High temperatures, extreme pressures and the relative isolation of the Cayman trough make it likely that new species of chemosynthetic bacteria and other bizarre organisms will be discovered. Missions to other hydrothermal vents have identified 2-metre-long tube worms, giant clams and "bacterial snow" apparently raining down around the chimneys. Expect dramatic images of weird life forms to start being beamed back by the end of March. Before then, InterRidge vessels will be the first to visit the vent communities of the Southern Ocean, diving to the East Scotia ridge off South Georgia.

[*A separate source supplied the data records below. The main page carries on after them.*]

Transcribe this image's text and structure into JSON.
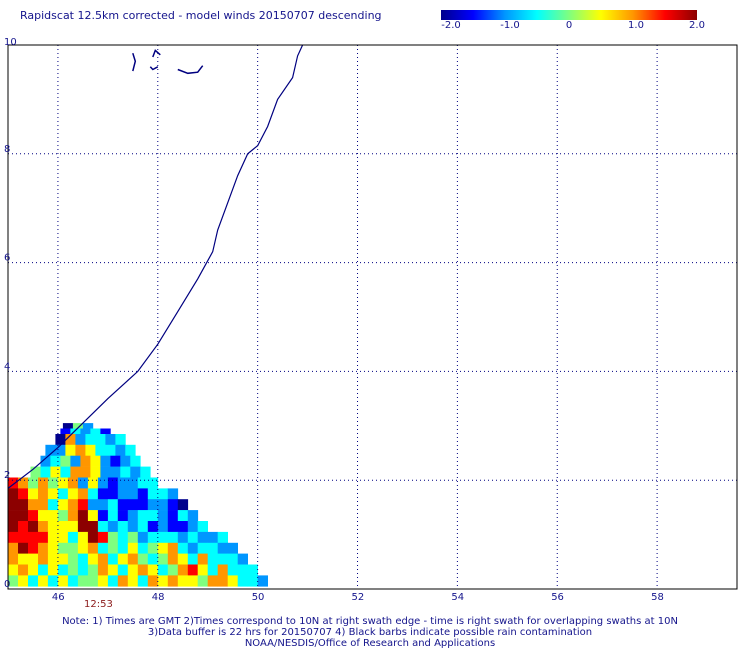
{
  "header": {
    "title": "Rapidscat 12.5km corrected - model winds 20150707 descending"
  },
  "colorbar": {
    "ticks": [
      "-2.0",
      "-1.0",
      "0",
      "1.0",
      "2.0"
    ],
    "tick_values": [
      -2.0,
      -1.0,
      0,
      1.0,
      2.0
    ],
    "range": [
      -2.0,
      2.0
    ],
    "colors": [
      "#00008c",
      "#0000ff",
      "#0096ff",
      "#00ffff",
      "#7fff7f",
      "#ffff00",
      "#ff9600",
      "#ff0000",
      "#8c0000"
    ]
  },
  "map": {
    "lat_ticks": [
      "0",
      "2",
      "4",
      "6",
      "8",
      "10"
    ],
    "lon_ticks": [
      "46",
      "48",
      "50",
      "52",
      "54",
      "56",
      "58"
    ],
    "lat_range": [
      0,
      10
    ],
    "lon_range": [
      45,
      59.6
    ],
    "grid": "dotted",
    "coastline_color": "#000080",
    "coastline": [
      [
        45.0,
        1.85
      ],
      [
        45.5,
        2.2
      ],
      [
        46.0,
        2.6
      ],
      [
        46.5,
        3.05
      ],
      [
        47.0,
        3.5
      ],
      [
        47.6,
        4.0
      ],
      [
        48.0,
        4.5
      ],
      [
        48.4,
        5.1
      ],
      [
        48.8,
        5.7
      ],
      [
        49.1,
        6.2
      ],
      [
        49.2,
        6.6
      ],
      [
        49.4,
        7.1
      ],
      [
        49.6,
        7.6
      ],
      [
        49.8,
        8.0
      ],
      [
        50.0,
        8.15
      ],
      [
        50.2,
        8.5
      ],
      [
        50.4,
        9.0
      ],
      [
        50.7,
        9.4
      ],
      [
        50.8,
        9.8
      ],
      [
        50.9,
        10.0
      ]
    ],
    "islands": [
      [
        [
          47.5,
          9.52
        ],
        [
          47.55,
          9.7
        ],
        [
          47.5,
          9.85
        ]
      ],
      [
        [
          48.4,
          9.55
        ],
        [
          48.6,
          9.48
        ],
        [
          48.8,
          9.5
        ],
        [
          48.9,
          9.62
        ]
      ],
      [
        [
          47.9,
          9.78
        ],
        [
          47.95,
          9.9
        ],
        [
          48.05,
          9.82
        ]
      ],
      [
        [
          47.85,
          9.6
        ],
        [
          47.9,
          9.55
        ],
        [
          48.0,
          9.6
        ]
      ]
    ]
  },
  "swath": {
    "time_label": "12:53",
    "cells_desc": "wind speed difference (model - corrected), values in colorbar units",
    "rows": [
      {
        "lat": 2.95,
        "lon_start": 46.1,
        "values": [
          -1.8,
          0.0,
          -0.8
        ]
      },
      {
        "lat": 2.85,
        "lon_start": 46.05,
        "values": [
          -1.6,
          -0.4,
          -0.9,
          -0.6,
          -1.5
        ]
      },
      {
        "lat": 2.75,
        "lon_start": 45.95,
        "values": [
          -1.8,
          0.9,
          -0.9,
          -0.3,
          -0.6,
          -1.2,
          -0.5
        ]
      },
      {
        "lat": 2.55,
        "lon_start": 45.75,
        "values": [
          -1.2,
          -0.9,
          0.5,
          1.0,
          0.3,
          -0.4,
          -0.7,
          -0.9,
          -0.5
        ]
      },
      {
        "lat": 2.35,
        "lon_start": 45.65,
        "values": [
          -1.2,
          -0.4,
          -0.1,
          -0.8,
          1.1,
          0.5,
          -1.0,
          -1.4,
          -0.8,
          -0.5
        ]
      },
      {
        "lat": 2.15,
        "lon_start": 45.45,
        "values": [
          0.1,
          -0.6,
          0.5,
          -0.3,
          0.8,
          1.0,
          0.4,
          -0.9,
          -1.2,
          -0.6,
          -0.8,
          -0.4
        ]
      },
      {
        "lat": 1.95,
        "lon_start": 45.0,
        "values": [
          1.6,
          0.9,
          0.2,
          1.0,
          -0.2,
          0.5,
          0.9,
          -0.8,
          0.6,
          -1.2,
          -1.5,
          -0.9,
          -1.0,
          -0.7,
          -0.6
        ]
      },
      {
        "lat": 1.75,
        "lon_start": 45.0,
        "values": [
          1.9,
          1.4,
          0.6,
          1.1,
          0.4,
          -0.3,
          0.7,
          1.0,
          -0.6,
          -1.6,
          -1.4,
          -1.2,
          -0.9,
          -1.3,
          -0.5,
          -0.6,
          -0.8
        ]
      },
      {
        "lat": 1.55,
        "lon_start": 45.0,
        "values": [
          2.0,
          1.8,
          1.2,
          0.8,
          -0.6,
          0.5,
          1.2,
          1.6,
          -1.1,
          -1.2,
          -0.5,
          -1.6,
          -1.5,
          -1.3,
          -0.8,
          -0.9,
          -1.6,
          -1.8
        ]
      },
      {
        "lat": 1.35,
        "lon_start": 45.0,
        "values": [
          2.0,
          1.9,
          1.7,
          0.4,
          0.6,
          -0.1,
          0.8,
          2.0,
          0.3,
          -1.3,
          -0.4,
          -1.4,
          -1.1,
          -0.3,
          -0.6,
          -1.2,
          -1.7,
          -0.4,
          -1.0
        ]
      },
      {
        "lat": 1.15,
        "lon_start": 45.0,
        "values": [
          1.9,
          1.3,
          1.9,
          1.2,
          0.4,
          0.5,
          0.3,
          1.8,
          1.9,
          -0.5,
          -0.9,
          -0.6,
          -1.0,
          -0.5,
          -1.3,
          -1.2,
          -1.3,
          -1.4,
          -0.9,
          -0.7
        ]
      },
      {
        "lat": 0.95,
        "lon_start": 45.0,
        "values": [
          1.5,
          1.6,
          1.7,
          1.3,
          0.6,
          0.5,
          -0.3,
          0.6,
          1.9,
          1.7,
          0.2,
          -0.6,
          -0.2,
          -1.2,
          -0.4,
          -0.5,
          -0.7,
          -0.9,
          -0.3,
          -1.2,
          -0.8,
          -0.3
        ]
      },
      {
        "lat": 0.75,
        "lon_start": 45.0,
        "values": [
          1.2,
          1.8,
          1.6,
          0.9,
          0.4,
          0.2,
          -0.2,
          0.3,
          0.8,
          -0.5,
          0.2,
          -0.3,
          0.4,
          -0.5,
          0.1,
          0.7,
          0.9,
          -0.6,
          -0.8,
          -0.4,
          -0.7,
          -1.0,
          -1.2
        ]
      },
      {
        "lat": 0.55,
        "lon_start": 45.0,
        "values": [
          0.9,
          0.5,
          0.3,
          1.2,
          0.4,
          0.3,
          -0.2,
          -0.5,
          0.6,
          1.0,
          -0.4,
          0.3,
          0.8,
          0.1,
          -0.7,
          0.2,
          1.1,
          0.7,
          -0.4,
          0.8,
          -0.6,
          -0.3,
          -0.6,
          -0.8
        ]
      },
      {
        "lat": 0.35,
        "lon_start": 45.0,
        "values": [
          0.4,
          0.9,
          0.5,
          -0.5,
          0.3,
          -0.4,
          -0.2,
          -0.6,
          0.2,
          0.8,
          0.7,
          -0.5,
          0.5,
          1.0,
          0.6,
          -0.3,
          0.2,
          1.1,
          1.3,
          0.5,
          -0.3,
          0.9,
          -0.4,
          -0.7,
          -0.5
        ]
      },
      {
        "lat": 0.15,
        "lon_start": 45.0,
        "values": [
          -0.2,
          0.6,
          -0.3,
          0.4,
          -0.4,
          0.3,
          -0.5,
          0.2,
          -0.1,
          0.6,
          -0.3,
          0.8,
          0.5,
          -0.4,
          0.9,
          0.3,
          1.0,
          0.7,
          0.4,
          -0.2,
          0.9,
          1.2,
          0.3,
          -0.5,
          -0.6,
          -0.9
        ]
      }
    ]
  },
  "footer": {
    "note_line1": "Note: 1) Times are GMT 2)Times correspond to 10N at right swath edge - time is right swath for overlapping swaths at 10N",
    "note_line2": "3)Data buffer is 22 hrs for 20150707 4) Black barbs indicate possible rain contamination",
    "note_line3": "NOAA/NESDIS/Office of Research and Applications"
  }
}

The Cayman trough might be more like 25 leagues under the sea than 20,000, but that won't make it any easier. It is an extremely slow-spreading ocean ridge, and the terrain is expected to be more rugged than at previously explored ridges. This means vast boulders and sheer cliffs that will make navigation for submarines like AutoSub6000 difficult. Landing on top of the furnace-like heat of an undersea chimney could also wreak havoc with their circuitry. As Bramley Murton of InterRidge told New Scientist: "Anything we get back will be a bonus."